# How do you factor y= 2x^3 - 5x^2 + 4 ?

##### 2 Answers
Feb 29, 2016

$y = \left(x - 2\right) \left(2 {x}^{2} - x - 2\right)$

#### Explanation:

y=2x^3-5x^2+4 = 2x^3-4x^2-x^2+4 = 2x^2(x-2) - (x^2-4) =2x^2(x-2) - ((x+2)(x-2)) = (x-2)(2x^2-(x+2) = (x-2)(2x^2-x-2)[Answer]

Aug 18, 2016

Let $g \left(x\right) = y = 2 {x}^{3} - 5 {x}^{2} + 4$.

We observe that sum of the co-effs.$= 2 - 5 + 4 = 1 \ne 0 , s o , \left(x - 1\right)$ is not a factor.

Also, the sum co-effs. of odd powered terms $= 2 \ne - 1 = - 5 + 4$ = the sum of co-effs. of even powered terms, so #(x+1) can not be a factor.

Now to guess the probable factors of $g \left(x\right)$, we look at its leading co-eff. $= 2 ,$ having factors $1 , 2$ and the const. term$= 4 ,$ having factors $1 , 2 , 4.$

The probable factors can be guessed by multiplying $x$ with the factors of leading co-eff. and taking with this, $\pm$ the factors of the const. term.
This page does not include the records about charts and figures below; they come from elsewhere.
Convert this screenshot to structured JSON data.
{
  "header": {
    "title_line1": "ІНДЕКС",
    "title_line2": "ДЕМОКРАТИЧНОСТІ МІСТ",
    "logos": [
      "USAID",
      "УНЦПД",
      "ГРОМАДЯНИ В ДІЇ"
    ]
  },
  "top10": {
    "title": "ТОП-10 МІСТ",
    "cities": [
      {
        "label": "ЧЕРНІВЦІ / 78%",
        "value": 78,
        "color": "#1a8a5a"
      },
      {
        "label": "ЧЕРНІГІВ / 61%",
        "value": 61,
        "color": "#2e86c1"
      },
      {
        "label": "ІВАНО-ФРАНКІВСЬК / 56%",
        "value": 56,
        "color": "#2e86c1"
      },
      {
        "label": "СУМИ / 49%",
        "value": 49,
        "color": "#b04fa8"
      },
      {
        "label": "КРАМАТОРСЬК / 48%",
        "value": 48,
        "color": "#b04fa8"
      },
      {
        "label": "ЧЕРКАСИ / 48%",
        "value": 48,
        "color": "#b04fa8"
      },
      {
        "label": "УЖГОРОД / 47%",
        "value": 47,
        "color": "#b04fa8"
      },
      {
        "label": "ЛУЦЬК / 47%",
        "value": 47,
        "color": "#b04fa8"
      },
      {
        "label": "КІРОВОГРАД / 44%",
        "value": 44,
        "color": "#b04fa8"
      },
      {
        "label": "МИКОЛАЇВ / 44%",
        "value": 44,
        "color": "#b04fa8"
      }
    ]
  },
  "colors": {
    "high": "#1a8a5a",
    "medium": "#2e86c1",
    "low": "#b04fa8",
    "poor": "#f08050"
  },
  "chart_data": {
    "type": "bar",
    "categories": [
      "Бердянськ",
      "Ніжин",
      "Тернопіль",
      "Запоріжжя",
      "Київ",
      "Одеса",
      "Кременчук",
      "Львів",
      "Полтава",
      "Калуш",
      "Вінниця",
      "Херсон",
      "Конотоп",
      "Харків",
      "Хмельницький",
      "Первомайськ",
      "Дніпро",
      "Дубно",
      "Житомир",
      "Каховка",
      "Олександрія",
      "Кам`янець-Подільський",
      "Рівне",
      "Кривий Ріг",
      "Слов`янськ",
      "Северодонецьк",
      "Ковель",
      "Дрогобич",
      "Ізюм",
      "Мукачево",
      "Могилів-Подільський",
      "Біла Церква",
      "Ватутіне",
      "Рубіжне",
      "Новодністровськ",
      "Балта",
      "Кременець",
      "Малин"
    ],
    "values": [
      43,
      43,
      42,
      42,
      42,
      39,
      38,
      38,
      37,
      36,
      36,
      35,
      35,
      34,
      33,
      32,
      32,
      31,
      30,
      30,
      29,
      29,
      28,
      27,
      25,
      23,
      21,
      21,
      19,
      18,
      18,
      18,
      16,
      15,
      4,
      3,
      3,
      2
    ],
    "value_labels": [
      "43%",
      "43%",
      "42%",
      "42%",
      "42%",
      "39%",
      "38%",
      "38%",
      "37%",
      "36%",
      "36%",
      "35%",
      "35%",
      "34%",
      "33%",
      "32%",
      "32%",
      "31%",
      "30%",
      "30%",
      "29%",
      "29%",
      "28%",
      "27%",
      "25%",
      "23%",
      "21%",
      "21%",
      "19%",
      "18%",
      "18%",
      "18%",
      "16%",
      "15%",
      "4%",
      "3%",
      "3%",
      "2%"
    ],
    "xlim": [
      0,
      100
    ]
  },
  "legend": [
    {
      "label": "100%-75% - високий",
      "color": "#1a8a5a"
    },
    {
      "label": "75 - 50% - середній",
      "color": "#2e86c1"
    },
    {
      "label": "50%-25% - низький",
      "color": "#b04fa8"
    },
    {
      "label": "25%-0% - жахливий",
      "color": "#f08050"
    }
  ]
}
This leads us to the guess of probable factors of $g \left(x\right)$ as $x \pm 1 , x \pm 2 , x \pm 4 , 2 x \pm 1 , 2 x \pm 2 , 2 x \pm 4.$

Among these, we have already verified the factors $x \pm 1 , 2 x \pm 2 = 2 \left(x \pm 1\right) .$

Next we verify whether $\left(x - 2\right)$ is a factor of $g \left(x\right)$ by checking $g \left(2\right) = 2 \cdot 8 - 5 \cdot 4 + 4 = 16 - 20 + 4 = 0 ,$, so, (x-2) is a factor.

Now we arrange the terms of $g \left(x\right)$ in such a way (shown below) that $\left(x - 2\right)$ turns out as a common factor :-

$g \left(x\right) = 2 {x}^{3} - 5 {x}^{2} + 4 = \underline{2 {x}^{3} - 4 {x}^{2}} - \underline{{x}^{2} + 2 x} - \underline{2 x + 4} = 2 {x}^{2} \left(x - 2\right) - x \left(x - 2\right) - 2 \left(x - 2\right) = \left(x - 2\right) \left(2 {x}^{2} - x - 2\right)$.

Enjoy maths.!